LifeHack.org Publishes Racist and Sexist Article About Dating Chinese Women

lifehack-org-header
Screen capture of “9 Reasons Why You Should Date a Chinese Girl”, published at LifeHack.org

LifeHack.org is one of the web’s largest, and one of its more shameless, generator of those shitty clickbait listicles that periodically pollute your personal Facebook feed. Like most such sites, it is the digital equivalent of a pitcher plant: it entices readers to make an impulsive click on a curiousity-inducing headline atop some meaningless drivel of an article. But once sucked into the site, you’re trapped in an endless scroll of similarly fluffy listicles that slowly turn your brain to sludge while embedded webads turn your wild flailings for escape into money for the site.

So, I was torn about writing about one of LifeHack.org’s most recent articles (“9 Reasons Why You Should Date a Chinese Girl“), which appears designed to maximize clickbait appeal by attracting Asiaphiles and enraging Asian Americans. Written by self-described “Media Stragetist/Resultist/Content Writer/Blogger/Entrepreneur” Casey Imafidon, whose other work at LifeHack.org and similar sites are of equally low quality, this listicle is a transparent attempt to draw in readers with racist and sexist stereotype.

It almost goes without saying that Imafidon’s listicle on Chinese women is both offensive and poorly written (the latter because it’s really just a collection of unsubstantiated pronouncements about Chinese women). In a post that wouldn’t be out-of-place if it appeared in any of your standard misogynist, anti-feminist pick-up artist blogs, Imafidon invokes stereotypes of Chinese women as meek, submissive, hyperfeminine, and sexually available to argue that male readers should “consider” dating us, as if we’re a new brand of light bulb or an unfamiliar model of car.

The post also serves as an implied attack on feminism in general (and an erasure of Asian American feminism in particular) with its pointed praise that Chinese women know our place as females. According to the writer, Chinese women “understand the true meaning of gender roles” and we “tend to follow the traditional standards of what a woman’s role is”, which the writer contrasts against the “obnoxious and entitled”, “stiff and rigid”, “Western” (re: feminist) woman.

https://twitter.com/iamevelynkim/status/668517365248827392

https://twitter.com/annettiie/status/668505245039927296

Finally, the post is unabashedly heteronormative and misogylinist.

If the purpose of this article was to generate outrage and attention — and therefore clicks — then Imafidon has done his job. LifeHack.org explicitly states that its content may be (intentionally?) offensive and that it indemnifies itself of any responsibility for inappropriate content. Clearly, this website knows the potential cost of driving readership with controversy and has already taken steps to protect itself. Indeed, by the time of this publication, the post had already generated 2,000 likes on social media. Meanwhile, Imafidon’s paltry 136 Twitter follower count makes me further suspicious that this is nothing more than a ploy by a self-identified digital “resultist” for attention.

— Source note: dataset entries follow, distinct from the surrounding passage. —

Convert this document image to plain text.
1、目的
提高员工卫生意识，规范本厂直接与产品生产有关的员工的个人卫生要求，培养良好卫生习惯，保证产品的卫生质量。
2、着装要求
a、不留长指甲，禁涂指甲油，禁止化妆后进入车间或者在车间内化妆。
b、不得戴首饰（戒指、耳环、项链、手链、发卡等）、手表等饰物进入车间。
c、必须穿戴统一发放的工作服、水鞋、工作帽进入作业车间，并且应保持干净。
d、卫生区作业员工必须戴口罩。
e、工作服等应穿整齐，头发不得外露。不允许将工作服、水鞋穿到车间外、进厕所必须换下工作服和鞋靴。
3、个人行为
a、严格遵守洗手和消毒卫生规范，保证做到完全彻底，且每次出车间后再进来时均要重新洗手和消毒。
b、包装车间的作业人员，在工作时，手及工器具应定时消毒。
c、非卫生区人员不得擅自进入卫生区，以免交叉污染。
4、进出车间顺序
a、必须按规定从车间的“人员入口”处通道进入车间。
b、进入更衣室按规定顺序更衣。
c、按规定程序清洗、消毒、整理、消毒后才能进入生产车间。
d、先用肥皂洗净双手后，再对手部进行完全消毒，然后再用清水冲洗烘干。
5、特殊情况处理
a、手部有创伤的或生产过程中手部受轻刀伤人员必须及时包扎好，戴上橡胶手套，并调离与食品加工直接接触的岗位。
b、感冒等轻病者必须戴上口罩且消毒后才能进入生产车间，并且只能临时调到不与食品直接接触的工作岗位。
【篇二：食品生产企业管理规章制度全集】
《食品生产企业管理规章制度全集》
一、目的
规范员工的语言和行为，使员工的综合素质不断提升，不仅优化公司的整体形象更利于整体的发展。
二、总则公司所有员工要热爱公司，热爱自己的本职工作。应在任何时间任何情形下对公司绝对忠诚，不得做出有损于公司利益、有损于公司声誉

(Note: I should mention at this point that I am also skeptical of Imafidon’s stated name and identity. Freelance bloggers have been known to invent pseudonyms — with some writers maintaining multiple identities at a time — in order to support their livelihoods as blog writers for sites like these. I haven’t been able to independently confirm whether or not Imafidon is a pen name or not.)

Thus, I was divided about writing about this controversy. On the one hand, I think it’s important to draw attention to examples of racism and sexism as it relates to Asian American women, as ways to start conversations about AAPI feminism. But, on the other hand, drawing attention here appears to be exactly the goal of the writing. In the end, I chose to write this post in order to highlight our community’s reaction to it, but I do so with the strong recommendation that readers minimize clicks through to the original post, or shares of that original post with their friends.

Users of the Facebook group Global Asian Americans for Social Change have organized a social media campaign to ask that LifeHack.org take the post down, and are asking users to tweet their displeasure to @lifehackorg, @caseyimafidon, #NotYourChinaDoll and #NotYourSuzieWong.

You can also email LifeHack.org at [email protected].

Read More: Outdated Stereotypes of Asian Women Live On in Modern Times in Lifehack Article (AsAm News)

Update (11/23/2015): Post writer Casey Imafidon has published the following apology via Twitter.

https://twitter.com/CaseyImafidon/status/668747833491726336

The post on LifeHack.org has also been significantly updated to remove much of the original text, but still remains grounded in stereotypes of Chinese women as passive and exotic.